Le monde tel que nous le connaissons aujourd’hui a traversé bien d’évènements assez tragiques qui constituent son histoire. Parler du monde revient à parler des personnes qui constituent sa population.

A travers un raisonnement par analogie, on pourrait donc dire que les peuples des différents continents du monde entier, particulièrement les africains ont connu des situations compliquées surtout avec l’esclavage et par la suite la colonisation. Cette colonisation, bien qu’ayant cessé de façon officielle, connait une évolution ou dirons-nous a changé de forme avec l’avènement des Technologies numériques d’où le terme « cybercolonisation ». Il convient d’ores et déjà de signifier que la véritable expression telle qu’évoquée par le Professeur Jean-Louis Corréa à partir de laquelle nous souhaitons mener nos réflexions est la suivante : « le droit à la non cybercolonisation »  [1].

D’après les explications données par le Professeur, il est important de comprendre à travers cette notion l’idée du respect de la souveraineté numérique des africains par les occidentaux. La souveraineté numérique pourrait être définie comme le pouvoir reconnu à l’Etat, aux organisations internationales, à la personne concernée ainsi qu’à toutes les entités traitant des données (peu importe la nature) d’imposer à toute autre entité la protection de ces données par un respect strict des instruments juridiques régissant lesdites données.

Ce droit très original (le droit à la non cybercolonisation) est d’une importance capitale pour l’avenir numérique de l’Afrique. Pour ce faire, il est nécessaire que soient conjugués tous les efforts sur le continent pour aider les pays les plus en retard sur le plan technologique du fait de la fracture numérique. Il est plus que nécessaire que nous sachions que le salut de l’Afrique sur le plan technologique pour entamer son développement ou son émergence ne peut en aucun cas venir de l’occident. Parler de souveraineté implique l’idée d’une maturité laquelle s’apparente quelque peu à la notion d’indépendance.

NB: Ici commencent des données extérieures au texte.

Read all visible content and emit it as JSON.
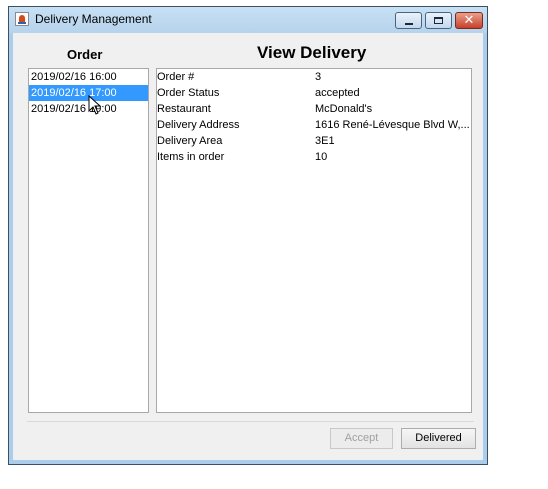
{
  "window": {
    "title": "Delivery Management"
  },
  "order_panel": {
    "heading": "Order",
    "items": [
      "2019/02/16 16:00",
      "2019/02/16 17:00",
      "2019/02/16 19:00"
    ],
    "selected_index": 1
  },
  "view_panel": {
    "heading": "View Delivery",
    "rows": [
      {
        "label": "Order #",
        "value": "3"
      },
      {
        "label": "Order Status",
        "value": "accepted"
      },
      {
        "label": "Restaurant",
        "value": "McDonald's"
      },
      {
        "label": "Delivery Address",
        "value": "1616 René-Lévesque Blvd W,..."
      },
      {
        "label": "Delivery Area",
        "value": "3E1"
      },
      {
        "label": "Items in order",
        "value": "10"
      }
    ]
  },
  "buttons": {
    "accept_label": "Accept",
    "accept_enabled": false,
    "delivered_label": "Delivered"
  },
  "colors": {
    "selection": "#3399ff",
    "window_frame": "#a9cdeb"
  }
}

Il est certes clair qu’aucun Etat ne peut en principe vivre en vase clos et que l’union fait la force. Mais, est-il aussi important de noter que les européens n’ont eu besoin d’aucun Etat africain pour mettre en place le Règlement Général sur la Protection des Données (Règlement (UE) 2016/679 du Parlement européen et du Conseil du 27 avril 2016 relatif à la protection des personnes physiques à l’égard du traitement des données à caractère personnel et à la libre circulation de ces données, et abrogeant la directive 95/46/CE (Règlement général sur la protection des données). D’ailleurs c’est ce texte qui influence toute l’Afrique aujourd’hui au point que certains Etats veuillent réviser leurs textes pour être conformes au RGPD.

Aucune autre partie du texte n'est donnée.